Actively Tunable Plasmon-Induced Transparency via Alternately Coupled Resonators Based on Bulk Dirac Semimetal Metamaterials

We study the plasmon-induced transparency (PIT) effect in the terahertz domain based on bulk Dirac semimetal (BDS) metamaterials constructed from a cut-wire and a C-shaped resonator pair. With the help of numerical simulations and coupled mode theory, we find that the depth of the transparent window can be adjusted by the coupling distance between the cut-wire and the C-shaped resonator pair. It is further shown that by changing the Fermi level of BDS, the PIT effect can be dynamically tuned without reconstructing the geometry.
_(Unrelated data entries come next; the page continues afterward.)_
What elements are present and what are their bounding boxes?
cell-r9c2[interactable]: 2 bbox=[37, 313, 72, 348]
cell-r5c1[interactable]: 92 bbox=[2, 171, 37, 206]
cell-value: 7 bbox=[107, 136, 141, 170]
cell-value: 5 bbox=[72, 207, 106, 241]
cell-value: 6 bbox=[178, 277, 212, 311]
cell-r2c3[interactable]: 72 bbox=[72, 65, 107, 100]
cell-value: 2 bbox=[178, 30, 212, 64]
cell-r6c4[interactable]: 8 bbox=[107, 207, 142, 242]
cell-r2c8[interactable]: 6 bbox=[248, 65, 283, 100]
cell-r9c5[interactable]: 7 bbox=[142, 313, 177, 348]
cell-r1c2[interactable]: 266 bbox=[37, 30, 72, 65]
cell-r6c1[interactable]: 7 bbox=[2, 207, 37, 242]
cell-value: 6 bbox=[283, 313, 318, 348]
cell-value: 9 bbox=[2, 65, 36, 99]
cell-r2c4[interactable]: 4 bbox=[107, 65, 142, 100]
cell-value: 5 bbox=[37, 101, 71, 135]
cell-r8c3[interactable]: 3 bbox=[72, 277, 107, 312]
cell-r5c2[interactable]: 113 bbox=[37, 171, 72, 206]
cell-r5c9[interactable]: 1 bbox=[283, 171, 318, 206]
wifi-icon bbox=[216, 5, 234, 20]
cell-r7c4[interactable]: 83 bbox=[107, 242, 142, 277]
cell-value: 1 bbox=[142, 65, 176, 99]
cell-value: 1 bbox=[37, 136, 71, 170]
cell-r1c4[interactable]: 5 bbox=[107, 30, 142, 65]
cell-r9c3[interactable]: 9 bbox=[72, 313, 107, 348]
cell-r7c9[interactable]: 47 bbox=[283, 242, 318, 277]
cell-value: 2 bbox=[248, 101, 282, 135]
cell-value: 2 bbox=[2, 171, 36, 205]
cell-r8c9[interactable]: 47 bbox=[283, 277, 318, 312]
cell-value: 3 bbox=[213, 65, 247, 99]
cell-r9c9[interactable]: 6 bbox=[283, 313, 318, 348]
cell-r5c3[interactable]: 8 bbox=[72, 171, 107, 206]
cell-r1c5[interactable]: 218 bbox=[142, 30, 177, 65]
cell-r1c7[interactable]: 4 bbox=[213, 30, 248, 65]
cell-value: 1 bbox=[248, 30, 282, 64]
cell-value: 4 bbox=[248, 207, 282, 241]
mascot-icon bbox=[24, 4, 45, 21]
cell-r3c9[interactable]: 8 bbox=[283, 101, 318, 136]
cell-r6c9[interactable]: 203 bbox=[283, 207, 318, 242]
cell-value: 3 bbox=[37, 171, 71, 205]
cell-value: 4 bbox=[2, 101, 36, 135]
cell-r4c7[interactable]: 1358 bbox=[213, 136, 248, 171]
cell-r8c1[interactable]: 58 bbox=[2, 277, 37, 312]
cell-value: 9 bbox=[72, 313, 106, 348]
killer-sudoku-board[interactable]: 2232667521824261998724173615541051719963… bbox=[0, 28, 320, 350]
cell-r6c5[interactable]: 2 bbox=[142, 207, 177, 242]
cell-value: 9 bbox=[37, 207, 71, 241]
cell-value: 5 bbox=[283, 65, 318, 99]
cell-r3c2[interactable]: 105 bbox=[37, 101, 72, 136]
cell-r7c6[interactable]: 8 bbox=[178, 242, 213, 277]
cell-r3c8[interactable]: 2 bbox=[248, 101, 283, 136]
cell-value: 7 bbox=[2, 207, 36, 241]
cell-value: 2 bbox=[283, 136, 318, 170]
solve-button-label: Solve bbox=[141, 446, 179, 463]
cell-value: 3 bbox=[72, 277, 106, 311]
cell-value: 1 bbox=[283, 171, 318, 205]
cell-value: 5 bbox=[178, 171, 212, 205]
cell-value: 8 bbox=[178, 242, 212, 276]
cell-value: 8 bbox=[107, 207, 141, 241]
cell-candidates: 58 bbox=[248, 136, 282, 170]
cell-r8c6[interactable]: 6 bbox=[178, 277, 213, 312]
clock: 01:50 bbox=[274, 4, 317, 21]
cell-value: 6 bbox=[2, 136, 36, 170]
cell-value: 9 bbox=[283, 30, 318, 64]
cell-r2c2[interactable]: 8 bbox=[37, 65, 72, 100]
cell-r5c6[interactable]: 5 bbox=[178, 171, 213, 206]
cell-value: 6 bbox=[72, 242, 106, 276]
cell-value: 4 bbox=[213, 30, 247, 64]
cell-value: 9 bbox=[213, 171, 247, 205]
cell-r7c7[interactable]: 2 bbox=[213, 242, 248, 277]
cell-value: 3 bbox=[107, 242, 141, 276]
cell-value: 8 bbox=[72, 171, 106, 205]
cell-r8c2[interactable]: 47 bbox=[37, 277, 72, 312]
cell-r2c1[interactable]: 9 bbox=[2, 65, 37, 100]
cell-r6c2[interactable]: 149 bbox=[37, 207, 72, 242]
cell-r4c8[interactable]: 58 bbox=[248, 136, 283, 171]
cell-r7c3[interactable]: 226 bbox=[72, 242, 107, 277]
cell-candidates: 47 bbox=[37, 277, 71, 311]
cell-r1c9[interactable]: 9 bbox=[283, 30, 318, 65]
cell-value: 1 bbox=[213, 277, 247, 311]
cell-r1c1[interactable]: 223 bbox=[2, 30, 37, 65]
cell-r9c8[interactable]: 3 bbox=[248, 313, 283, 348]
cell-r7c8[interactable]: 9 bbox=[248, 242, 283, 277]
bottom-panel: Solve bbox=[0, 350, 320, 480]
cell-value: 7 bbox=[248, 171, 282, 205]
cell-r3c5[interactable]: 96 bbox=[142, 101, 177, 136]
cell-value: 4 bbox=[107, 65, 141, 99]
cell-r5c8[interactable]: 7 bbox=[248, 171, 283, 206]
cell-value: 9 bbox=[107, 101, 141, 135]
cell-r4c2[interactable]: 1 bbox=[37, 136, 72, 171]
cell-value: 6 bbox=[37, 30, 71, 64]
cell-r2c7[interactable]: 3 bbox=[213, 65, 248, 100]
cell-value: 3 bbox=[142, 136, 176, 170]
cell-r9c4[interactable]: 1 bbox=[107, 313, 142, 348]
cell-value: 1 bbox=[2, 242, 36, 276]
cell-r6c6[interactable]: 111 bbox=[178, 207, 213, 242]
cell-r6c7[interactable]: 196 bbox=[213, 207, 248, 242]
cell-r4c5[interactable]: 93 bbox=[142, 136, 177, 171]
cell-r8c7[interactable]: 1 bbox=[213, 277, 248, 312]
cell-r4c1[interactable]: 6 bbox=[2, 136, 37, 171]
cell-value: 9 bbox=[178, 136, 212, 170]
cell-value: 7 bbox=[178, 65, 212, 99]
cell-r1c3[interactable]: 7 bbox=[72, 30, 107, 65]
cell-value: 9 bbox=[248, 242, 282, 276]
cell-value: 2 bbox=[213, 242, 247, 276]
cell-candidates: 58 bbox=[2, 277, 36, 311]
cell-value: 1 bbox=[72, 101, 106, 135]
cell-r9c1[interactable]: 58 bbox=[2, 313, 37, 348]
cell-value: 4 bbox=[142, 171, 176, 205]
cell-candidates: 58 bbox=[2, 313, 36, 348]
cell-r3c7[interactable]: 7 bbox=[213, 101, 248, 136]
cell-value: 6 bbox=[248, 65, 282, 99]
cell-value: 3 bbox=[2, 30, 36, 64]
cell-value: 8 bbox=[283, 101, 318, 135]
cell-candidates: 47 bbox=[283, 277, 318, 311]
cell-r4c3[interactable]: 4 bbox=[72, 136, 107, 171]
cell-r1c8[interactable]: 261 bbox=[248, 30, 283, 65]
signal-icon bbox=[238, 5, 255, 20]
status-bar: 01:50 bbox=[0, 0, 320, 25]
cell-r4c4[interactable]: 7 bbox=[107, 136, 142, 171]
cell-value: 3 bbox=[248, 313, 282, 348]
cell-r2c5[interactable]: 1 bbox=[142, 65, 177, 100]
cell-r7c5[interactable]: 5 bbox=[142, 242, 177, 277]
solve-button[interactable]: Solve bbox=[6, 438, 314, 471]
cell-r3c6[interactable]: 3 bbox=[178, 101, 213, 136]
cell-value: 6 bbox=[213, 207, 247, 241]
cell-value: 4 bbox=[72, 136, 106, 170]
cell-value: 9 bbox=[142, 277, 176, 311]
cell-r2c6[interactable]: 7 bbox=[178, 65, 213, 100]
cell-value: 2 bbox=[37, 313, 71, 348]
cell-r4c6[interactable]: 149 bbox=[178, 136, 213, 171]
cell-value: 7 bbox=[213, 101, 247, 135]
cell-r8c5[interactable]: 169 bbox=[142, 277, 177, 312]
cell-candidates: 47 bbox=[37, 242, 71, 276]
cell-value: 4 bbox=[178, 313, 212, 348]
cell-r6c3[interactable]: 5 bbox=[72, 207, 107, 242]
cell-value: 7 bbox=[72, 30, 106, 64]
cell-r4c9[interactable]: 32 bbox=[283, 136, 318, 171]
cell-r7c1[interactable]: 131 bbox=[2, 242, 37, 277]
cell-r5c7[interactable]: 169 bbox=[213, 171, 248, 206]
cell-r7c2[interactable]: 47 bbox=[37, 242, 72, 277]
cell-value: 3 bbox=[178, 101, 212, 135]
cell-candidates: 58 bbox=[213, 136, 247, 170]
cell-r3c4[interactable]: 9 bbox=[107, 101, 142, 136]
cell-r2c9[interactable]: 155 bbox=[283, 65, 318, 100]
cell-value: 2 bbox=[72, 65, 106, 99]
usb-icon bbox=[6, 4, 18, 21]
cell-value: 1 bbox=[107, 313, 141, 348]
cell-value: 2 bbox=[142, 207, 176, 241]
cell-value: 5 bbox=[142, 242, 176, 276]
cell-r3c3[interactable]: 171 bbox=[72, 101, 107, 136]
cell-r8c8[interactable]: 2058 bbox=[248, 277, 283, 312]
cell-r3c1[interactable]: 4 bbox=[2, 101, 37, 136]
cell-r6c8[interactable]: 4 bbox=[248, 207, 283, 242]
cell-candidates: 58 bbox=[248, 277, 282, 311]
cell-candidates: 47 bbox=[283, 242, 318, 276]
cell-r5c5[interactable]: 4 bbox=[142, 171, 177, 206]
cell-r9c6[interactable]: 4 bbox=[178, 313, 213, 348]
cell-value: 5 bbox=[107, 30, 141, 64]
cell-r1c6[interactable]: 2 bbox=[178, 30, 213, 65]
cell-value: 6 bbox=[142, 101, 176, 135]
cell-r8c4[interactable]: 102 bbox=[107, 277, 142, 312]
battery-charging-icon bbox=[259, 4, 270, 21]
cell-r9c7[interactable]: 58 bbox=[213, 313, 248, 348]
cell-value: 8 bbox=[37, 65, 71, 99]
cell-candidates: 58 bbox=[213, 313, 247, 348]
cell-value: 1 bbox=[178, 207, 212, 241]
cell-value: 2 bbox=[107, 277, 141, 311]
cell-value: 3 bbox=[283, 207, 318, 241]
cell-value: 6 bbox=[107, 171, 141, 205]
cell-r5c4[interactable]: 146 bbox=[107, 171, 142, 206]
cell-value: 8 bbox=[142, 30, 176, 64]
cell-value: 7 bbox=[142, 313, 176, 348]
Simultaneously, the metamaterial structure has excellent sensing properties, which contributes to the theoretical design of bio-chemical sensors. Finally, we further analyze the PIT effect caused by a metamaterial system consisting of a cross-shaped and four C-shaped resonators. Under the illumination of normal incident light along the x - and y -axes in the polarization direction, the device not only produces a PIT effect but also exhibits a strong resonance response consistency for light in both polarization directions, indicating that it exhibits polarization independence for incident terahertz light. This work will provide potential design value for dynamically tunable polarization-independent sensing applications.